Sen. Dianne Feinstein (D-Calif.), chairman of the Rules and Administrations Committee, which oversees the operation of the Senate, said she had no choice.
"It's cratering," she said of the restaurant system. "Candidly, I don't think the taxpayers should be subsidizing something that doesn't need to be. There are parts of government that can be run like a business and should be run like businesses."
The difference between the private and public systems is made apparent by the behaviour of the (imagine this!) marketplace.
In a masterful bit of understatement, Feinstein blamed "noticeably subpar" food and service. Foot traffic bears that out. Come lunchtime, many Senate staffers trudge across the Capitol and down into the basement cafeteria on the House side. On Wednesdays, the lines can be 30 or 40 people long.
House staffers almost never cross the Capitol to eat in the Senate cafeterias.
"It's so bad that the Senate hasn't yet figured out that House 'Taco Salad Wednesday' trumps any type of entree they have to offer," said Ron Bonjean, a former press secretary to both the House speaker and the Senate Republican leader.
"Those who think the House and Senate don't talk enough clearly haven't been in the Longworth cafeteria on the House side at lunchtime recently. Senate staffers have been flocking there for better food, more options, and you get some exercise to boot," said Brian Walsh, spokesman for Sen. John Cornyn (R-Tex.),who frequently dines on the other side of the Capitol.

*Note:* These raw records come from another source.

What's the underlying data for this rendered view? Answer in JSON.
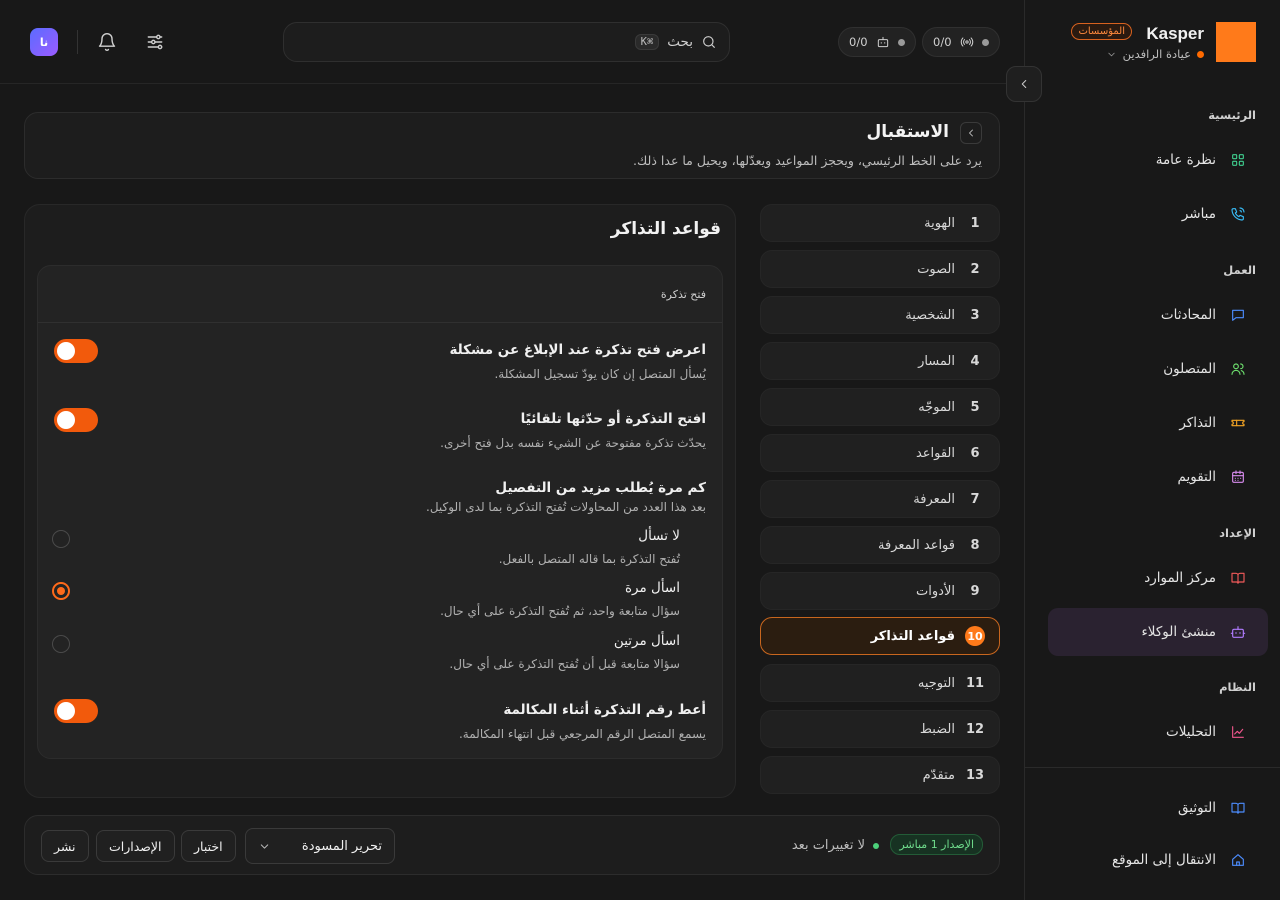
{
  "brand": {
    "name": "Kasper",
    "badge": "المؤسسات",
    "org": "عيادة الرافدين",
    "logo_color": "#ff7a1a"
  },
  "sidebar": {
    "sections": [
      {
        "label": "الرئيسية"
      },
      {
        "label": "العمل"
      },
      {
        "label": "الإعداد"
      },
      {
        "label": "النظام"
      }
    ],
    "items": [
      {
        "label": "نظرة عامة",
        "icon": "grid-icon",
        "color": "#3fcf8e"
      },
      {
        "label": "مباشر",
        "icon": "phone-call-icon",
        "color": "#38bdf8"
      },
      {
        "label": "المحادثات",
        "icon": "message-icon",
        "color": "#4c8dff"
      },
      {
        "label": "المتصلون",
        "icon": "users-icon",
        "color": "#6ee06e"
      },
      {
        "label": "التذاكر",
        "icon": "ticket-icon",
        "color": "#f5a524"
      },
      {
        "label": "التقويم",
        "icon": "calendar-icon",
        "color": "#d98cf0"
      },
      {
        "label": "مركز الموارد",
        "icon": "book-open-icon",
        "color": "#f25a5a"
      },
      {
        "label": "منشئ الوكلاء",
        "icon": "bot-icon",
        "color": "#b07cff",
        "active": true
      },
      {
        "label": "التحليلات",
        "icon": "chart-line-icon",
        "color": "#f0568c"
      }
    ],
    "footer": [
      {
        "label": "التوثيق",
        "icon": "book-icon",
        "color": "#4c8dff"
      },
      {
        "label": "الانتقال إلى الموقع",
        "icon": "home-icon",
        "color": "#4c8dff"
      }
    ]
  },
  "topbar": {
    "search_label": "بحث",
    "search_shortcut": "⌘K",
    "pill_live": "0/0",
    "pill_agents": "0/0",
    "avatar_initials": "نا"
  },
  "header": {
    "title": "الاستقبال",
    "subtitle": "يرد على الخط الرئيسي، ويحجز المواعيد ويعدّلها، ويحيل ما عدا ذلك."
  },
  "steps": [
    {
      "num": "1",
      "label": "الهوية"
    },
    {
      "num": "2",
      "label": "الصوت"
    },
    {
      "num": "3",
      "label": "الشخصية"
    },
    {
      "num": "4",
      "label": "المسار"
    },
    {
      "num": "5",
      "label": "الموجّه"
    },
    {
      "num": "6",
      "label": "القواعد"
    },
    {
      "num": "7",
      "label": "المعرفة"
    },
    {
      "num": "8",
      "label": "قواعد المعرفة"
    },
    {
      "num": "9",
      "label": "الأدوات"
    },
    {
      "num": "10",
      "label": "قواعد التذاكر",
      "active": true
    },
    {
      "num": "11",
      "label": "التوجيه"
    },
    {
      "num": "12",
      "label": "الضبط"
    },
    {
      "num": "13",
      "label": "متقدّم"
    }
  ],
  "panel": {
    "title": "قواعد التذاكر",
    "section_label": "فتح تذكرة",
    "options": [
      {
        "title": "اعرض فتح تذكرة عند الإبلاغ عن مشكلة",
        "desc": "يُسأل المتصل إن كان يودّ تسجيل المشكلة.",
        "enabled": true
      },
      {
        "title": "افتح التذكرة أو حدّثها تلقائيًا",
        "desc": "يحدّث تذكرة مفتوحة عن الشيء نفسه بدل فتح أخرى.",
        "enabled": true
      },
      {
        "title": "أعط رقم التذكرة أثناء المكالمة",
        "desc": "يسمع المتصل الرقم المرجعي قبل انتهاء المكالمة.",
        "enabled": true
      }
    ],
    "detail": {
      "title": "كم مرة يُطلب مزيد من التفصيل",
      "desc": "بعد هذا العدد من المحاولات تُفتح التذكرة بما لدى الوكيل.",
      "choices": [
        {
          "title": "لا تسأل",
          "desc": "تُفتح التذكرة بما قاله المتصل بالفعل.",
          "selected": false
        },
        {
          "title": "اسأل مرة",
          "desc": "سؤال متابعة واحد، ثم تُفتح التذكرة على أي حال.",
          "selected": true
        },
        {
          "title": "اسأل مرتين",
          "desc": "سؤالا متابعة قبل أن تُفتح التذكرة على أي حال.",
          "selected": false
        }
      ]
    }
  },
  "action_bar": {
    "version_badge": "الإصدار 1 مباشر",
    "status": "لا تغييرات بعد",
    "mode_select": "تحرير المسودة",
    "test_label": "اختبار",
    "versions_label": "الإصدارات",
    "publish_label": "نشر"
  },
  "colors": {
    "accent": "#ff6a1a",
    "toggle_on": "#f25a0c",
    "live_green": "#4cd07a"
  }
}
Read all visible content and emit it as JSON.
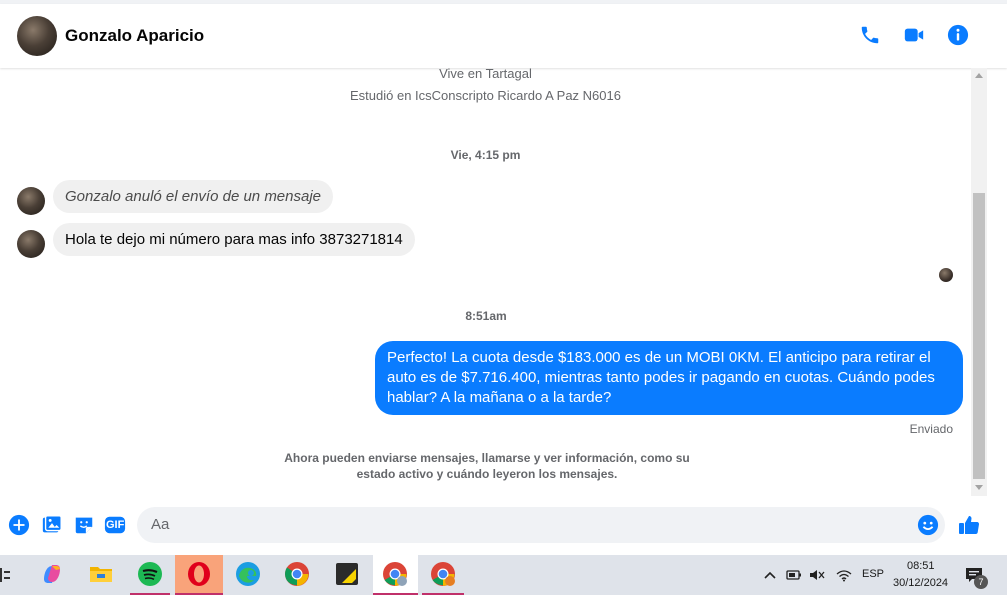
{
  "header": {
    "contact_name": "Gonzalo Aparicio",
    "icons": [
      "phone-icon",
      "video-icon",
      "info-icon"
    ]
  },
  "profile_info": {
    "lives_in": "Vive en Tartagal",
    "studied_at": "Estudió en IcsConscripto Ricardo A Paz N6016"
  },
  "messages": {
    "timestamp_1": "Vie, 4:15 pm",
    "incoming_1": "Gonzalo anuló el envío de un mensaje",
    "incoming_2": "Hola te dejo mi número para mas info 3873271814",
    "timestamp_2": "8:51am",
    "outgoing_1": "Perfecto! La cuota desde $183.000 es de un MOBI 0KM. El anticipo para retirar el auto es de $7.716.400, mientras tanto podes ir pagando en cuotas. Cuándo podes hablar? A la mañana o a la tarde?",
    "outgoing_status": "Enviado",
    "notice": "Ahora pueden enviarse mensajes, llamarse y ver información, como su estado activo y cuándo leyeron los mensajes."
  },
  "composer": {
    "placeholder": "Aa",
    "icons": [
      "plus-icon",
      "image-icon",
      "sticker-icon",
      "gif-icon",
      "emoji-icon",
      "like-icon"
    ],
    "gif_label": "GIF"
  },
  "taskbar": {
    "apps": [
      "copilot-icon",
      "file-explorer-icon",
      "spotify-icon",
      "opera-icon",
      "edge-icon",
      "chrome-icon",
      "sticky-notes-icon",
      "chrome-profile-icon",
      "chrome-profile-2-icon"
    ],
    "language": "ESP",
    "time": "08:51",
    "date": "30/12/2024",
    "notification_count": "7"
  },
  "colors": {
    "accent": "#0a7cff",
    "bubble_in": "#f0f0f0",
    "taskbar": "#dfe3ea"
  }
}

And of course that consumer satisfaction is borne out on the bottom line. While the government run system has lost more than $18 million since 1993, as noted above, the...
...Restaurant Associates turns a substantial profit -- paying $1.2 million in commissions to the House since 2003. Company officials did not return telephone calls seeking comment.
You might think that this little lesson on the benefits of capitalism might not only make Senator Feinstein blush a bit but might also make her reexamine some of her long-held liberal economic assumptions. But don't count on it. Her liberal power base is certainly not interested in her making reasonable policy decisions. They and she are about power first and foremost. Even this small step seemed like it caused her physical pain.
Now if only we could get everyone to take note of this situation and then realize that these government folks are the same ones who now want to take over health care.